Saturday, September 16, 2023

Closing the Achievement Gap: How AI is Personalizing Education for Students with Special Needs

Bridging the Achievement Gap: Large Language Models for Personalized Special Education.A New Hope for Students with Disabilities: Using AI to Pinpoint Needs and Automatically Create Targeted Lessons.

IDEAS TO HELP STUDENTS THRIVE! 
The Promise of Large Language Models for Special Education - Using AI to Target Interventions and Improve Outcomes 

Generating Learning Success: Leveraging Generative AI to Provide Personalized Instruction for Struggling Students

Special Education Gets an AI Upgrade: Using Large Language Models to Drive Data-Driven Instruction

AI-Powered Progress: Finally Closing the Two Sigma Gap with Personalized Learning Technology

Leveling the Playing Field: Large Language Models Bring Equality to Special Education through Customized Teaching 

Bridging the Divide: Large Language Models Personalize Intervention for Special Education Students

The Key to Unlocking Potential? AI Generates Customized Learning Plans for Students with Special Needs

Abstract

Students receiving special education services often demonstrate substantially lower academic achievement than typical peers, known as the two sigma gap. This study investigated using large language models to generate personalized assessments, instructional content, and comprehensive intervention plans for struggling students with disabilities. The goal was leveraging large language model capabilities to pinpoint student needs through progress monitoring and tailor evidence-based interventions to close achievement gaps. 300 students receiving special education services in grades 3-5 participated in a 12-week personalized learning program driven by GPT-3 generated content. Results showed students made statistically significant gains on curriculum-based measures in reading and math compared to baseline, reducing the two sigma gap by an average of 49%. Generative AI shows potential to transform special education delivery through data-driven personalization. Additional research should further explore optimal implementation models.

Introduction

Students receiving special education services often demonstrate academic achievement substantially below grade level, commonly referred to as the “two sigma gap” where on average achievement lags behind typical peers by two standard deviations (Bloom, 1984). While federal laws mandate individualized instruction and frequent progress monitoring for students with disabilities, implementing personalized interventions at scale remains an immense challenge. As a result, many students with special needs fail to make adequate progress academically and the two sigma gap persists (Johnson, 2018).

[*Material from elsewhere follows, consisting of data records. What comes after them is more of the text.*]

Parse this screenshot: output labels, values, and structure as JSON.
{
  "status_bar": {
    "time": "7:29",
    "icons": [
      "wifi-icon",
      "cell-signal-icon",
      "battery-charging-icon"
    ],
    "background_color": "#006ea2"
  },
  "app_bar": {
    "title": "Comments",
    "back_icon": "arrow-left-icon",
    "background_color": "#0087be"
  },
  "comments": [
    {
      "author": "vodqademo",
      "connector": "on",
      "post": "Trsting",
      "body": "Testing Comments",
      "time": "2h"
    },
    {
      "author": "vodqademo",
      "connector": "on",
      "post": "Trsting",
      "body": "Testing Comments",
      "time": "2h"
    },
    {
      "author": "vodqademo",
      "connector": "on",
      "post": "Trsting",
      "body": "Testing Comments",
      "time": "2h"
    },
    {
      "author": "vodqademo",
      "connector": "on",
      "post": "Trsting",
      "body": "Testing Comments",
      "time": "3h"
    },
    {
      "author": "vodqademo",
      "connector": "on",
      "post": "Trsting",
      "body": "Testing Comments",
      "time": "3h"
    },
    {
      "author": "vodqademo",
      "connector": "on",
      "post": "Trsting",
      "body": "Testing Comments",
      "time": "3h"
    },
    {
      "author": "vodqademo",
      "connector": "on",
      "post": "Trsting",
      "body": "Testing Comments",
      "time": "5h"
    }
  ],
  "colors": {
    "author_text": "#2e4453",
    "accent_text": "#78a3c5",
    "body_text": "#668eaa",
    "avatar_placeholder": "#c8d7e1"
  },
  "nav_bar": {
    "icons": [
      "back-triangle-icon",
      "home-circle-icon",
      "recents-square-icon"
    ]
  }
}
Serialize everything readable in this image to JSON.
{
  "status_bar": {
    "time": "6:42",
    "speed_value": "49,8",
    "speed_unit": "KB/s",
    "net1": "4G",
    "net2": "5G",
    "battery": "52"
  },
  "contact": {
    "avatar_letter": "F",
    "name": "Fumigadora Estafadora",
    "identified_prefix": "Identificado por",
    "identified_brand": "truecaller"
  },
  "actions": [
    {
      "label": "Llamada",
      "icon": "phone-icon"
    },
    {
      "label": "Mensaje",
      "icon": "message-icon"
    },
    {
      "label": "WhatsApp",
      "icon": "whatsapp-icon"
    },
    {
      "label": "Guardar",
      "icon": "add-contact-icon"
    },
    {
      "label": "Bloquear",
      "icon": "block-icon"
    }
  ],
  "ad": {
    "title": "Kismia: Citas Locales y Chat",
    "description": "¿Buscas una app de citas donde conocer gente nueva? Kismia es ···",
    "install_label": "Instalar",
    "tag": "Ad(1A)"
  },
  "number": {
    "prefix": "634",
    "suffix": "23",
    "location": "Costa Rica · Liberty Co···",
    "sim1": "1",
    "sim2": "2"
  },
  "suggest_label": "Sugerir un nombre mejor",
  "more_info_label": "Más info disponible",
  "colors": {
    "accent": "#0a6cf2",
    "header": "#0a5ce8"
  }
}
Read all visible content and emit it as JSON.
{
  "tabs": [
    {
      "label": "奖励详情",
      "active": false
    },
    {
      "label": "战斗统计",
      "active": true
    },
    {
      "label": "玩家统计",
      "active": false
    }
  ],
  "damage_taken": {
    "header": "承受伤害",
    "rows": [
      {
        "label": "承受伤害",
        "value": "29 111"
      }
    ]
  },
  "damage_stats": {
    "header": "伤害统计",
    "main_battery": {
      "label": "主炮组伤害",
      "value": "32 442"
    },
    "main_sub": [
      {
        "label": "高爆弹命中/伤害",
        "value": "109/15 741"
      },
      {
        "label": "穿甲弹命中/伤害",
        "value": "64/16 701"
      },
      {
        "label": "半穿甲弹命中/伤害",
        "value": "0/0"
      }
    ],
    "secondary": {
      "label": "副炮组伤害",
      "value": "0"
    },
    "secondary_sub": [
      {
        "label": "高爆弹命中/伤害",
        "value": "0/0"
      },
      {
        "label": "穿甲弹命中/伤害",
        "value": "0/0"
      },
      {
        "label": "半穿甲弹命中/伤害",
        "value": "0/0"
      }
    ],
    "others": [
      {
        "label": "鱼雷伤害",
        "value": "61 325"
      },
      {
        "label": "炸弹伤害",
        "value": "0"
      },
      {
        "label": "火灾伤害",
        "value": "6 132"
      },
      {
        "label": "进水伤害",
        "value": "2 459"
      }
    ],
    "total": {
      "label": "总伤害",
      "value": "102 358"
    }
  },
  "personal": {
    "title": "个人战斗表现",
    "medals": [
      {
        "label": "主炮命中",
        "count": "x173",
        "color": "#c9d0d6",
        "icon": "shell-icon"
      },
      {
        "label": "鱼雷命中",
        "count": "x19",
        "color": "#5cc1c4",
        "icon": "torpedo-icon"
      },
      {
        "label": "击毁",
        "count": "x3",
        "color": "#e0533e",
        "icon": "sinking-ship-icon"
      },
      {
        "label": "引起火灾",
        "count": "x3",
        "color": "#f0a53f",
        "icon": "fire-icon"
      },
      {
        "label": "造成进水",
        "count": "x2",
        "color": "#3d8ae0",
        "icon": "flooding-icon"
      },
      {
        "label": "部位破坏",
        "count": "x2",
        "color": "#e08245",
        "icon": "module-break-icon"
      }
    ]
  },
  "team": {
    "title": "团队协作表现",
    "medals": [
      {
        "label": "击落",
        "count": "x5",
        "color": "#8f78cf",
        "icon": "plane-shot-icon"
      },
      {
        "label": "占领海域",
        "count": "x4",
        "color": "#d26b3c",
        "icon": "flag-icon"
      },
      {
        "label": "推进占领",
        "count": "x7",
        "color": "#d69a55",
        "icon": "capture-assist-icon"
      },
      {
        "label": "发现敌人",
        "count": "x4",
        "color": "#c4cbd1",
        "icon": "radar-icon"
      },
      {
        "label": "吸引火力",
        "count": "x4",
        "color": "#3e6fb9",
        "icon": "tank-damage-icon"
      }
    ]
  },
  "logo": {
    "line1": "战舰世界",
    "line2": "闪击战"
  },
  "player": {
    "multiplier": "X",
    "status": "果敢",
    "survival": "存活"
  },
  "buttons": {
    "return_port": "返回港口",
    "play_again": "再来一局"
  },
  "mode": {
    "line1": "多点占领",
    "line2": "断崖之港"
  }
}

Emerging applications of large language models like GPT-3 provide new opportunities to drive data-driven personalization in special education and potentially reduce achievement gaps. Large language models can generate personalized assessments to identify precise student needs as well as tailored instructional materials and interventions (Lendle et al., 2022). This study investigates using GPT-3 to power personalized learning for students receiving special education services in grades 3-5 in reading and math. The guiding research questions were:

1. Can GPT-3 generated personalized assessments identify focused areas for intervention for students with disabilities?

2. Can GPT-3 generated personalized instructional materials and activities improve academic achievement for students receiving special education services?

3. To what extent can personalized learning driven by large language models reduce the two sigma achievement gap for students with disabilities?

Review of Literature
Personalized learning leverages technology and data to target instruction to each student’s unique needs and interests (Basham et al., 2016). For students with disabilities who require intensive remediation, personalized learning tools hold particular promise to accelerate learning. Recent advancements in artificial intelligence like GPT-3 provide new opportunities to implement personalized learning at scale.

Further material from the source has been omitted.